The EASA did not name the airline involved or the incident, but the service bulletin it referenced was the same as in the Federal Aviation Administration proposal.
Sumwalt said at the NTSB briefing that investigators have not yet determined whether the engine and fan blades on Dallas-bound Flight 1380 were subject to an FAA air worthiness directive that came from the 2016 incident.
The FAA proposal estimated 220 engines on U.S. registered planes would be affected and that checks would require two hours of labour per inspection.

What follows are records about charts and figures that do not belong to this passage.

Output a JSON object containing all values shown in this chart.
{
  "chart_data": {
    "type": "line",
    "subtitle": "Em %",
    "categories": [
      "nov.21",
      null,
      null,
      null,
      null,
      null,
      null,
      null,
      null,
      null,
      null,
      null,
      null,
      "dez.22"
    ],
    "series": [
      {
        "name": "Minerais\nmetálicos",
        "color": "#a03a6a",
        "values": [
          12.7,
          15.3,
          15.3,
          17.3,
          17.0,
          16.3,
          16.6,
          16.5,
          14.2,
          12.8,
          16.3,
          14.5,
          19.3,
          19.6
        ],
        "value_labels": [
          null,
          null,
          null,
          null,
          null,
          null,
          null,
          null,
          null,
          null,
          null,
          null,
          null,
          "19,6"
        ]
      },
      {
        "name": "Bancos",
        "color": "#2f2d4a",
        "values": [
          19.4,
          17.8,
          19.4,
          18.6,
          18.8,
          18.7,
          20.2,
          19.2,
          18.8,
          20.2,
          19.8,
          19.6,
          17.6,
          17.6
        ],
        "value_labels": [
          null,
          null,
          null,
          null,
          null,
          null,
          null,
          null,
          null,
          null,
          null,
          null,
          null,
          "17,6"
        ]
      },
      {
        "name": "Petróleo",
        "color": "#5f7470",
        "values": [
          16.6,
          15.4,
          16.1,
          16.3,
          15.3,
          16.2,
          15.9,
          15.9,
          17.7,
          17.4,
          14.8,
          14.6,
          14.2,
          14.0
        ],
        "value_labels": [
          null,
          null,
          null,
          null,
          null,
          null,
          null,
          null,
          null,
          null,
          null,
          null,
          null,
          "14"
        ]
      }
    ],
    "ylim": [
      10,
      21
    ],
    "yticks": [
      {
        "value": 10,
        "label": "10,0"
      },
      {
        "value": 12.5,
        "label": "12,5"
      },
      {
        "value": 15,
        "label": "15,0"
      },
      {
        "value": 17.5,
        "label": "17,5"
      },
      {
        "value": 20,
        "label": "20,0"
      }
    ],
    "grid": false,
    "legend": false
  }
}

Any design issues with the long-established CFM56 engine could have repercussions for fleets worldwide. But given that thousands of the engines are already in use globally, industry experts say the focus of the investigation is more likely to fall on one-off production or maintenance issues.
Pilot had 'nerves of steel'
Passengers praised Shults for her cool-headed handling of the emergency. Shults, a navy veteran and one of the first female fighter pilots in the U.S. military, was at the controls when the jet landed, according to her husband, Dean Shults.
She walked walked down the aisle and talked with passengers to ensure they were OK after the aircraft touched down.
"She has nerves of steel. That lady, I applaud her," said Alfred Tumlinson, of Corpus Christi, Texas. "I'm going to send her a Christmas card, I'm going to tell you that, with a gift certificate for getting me on the ground. She was awesome."
Southwest CEO Gary Kelly said there were no problems with the plane or its engine when it was inspected on Sunday.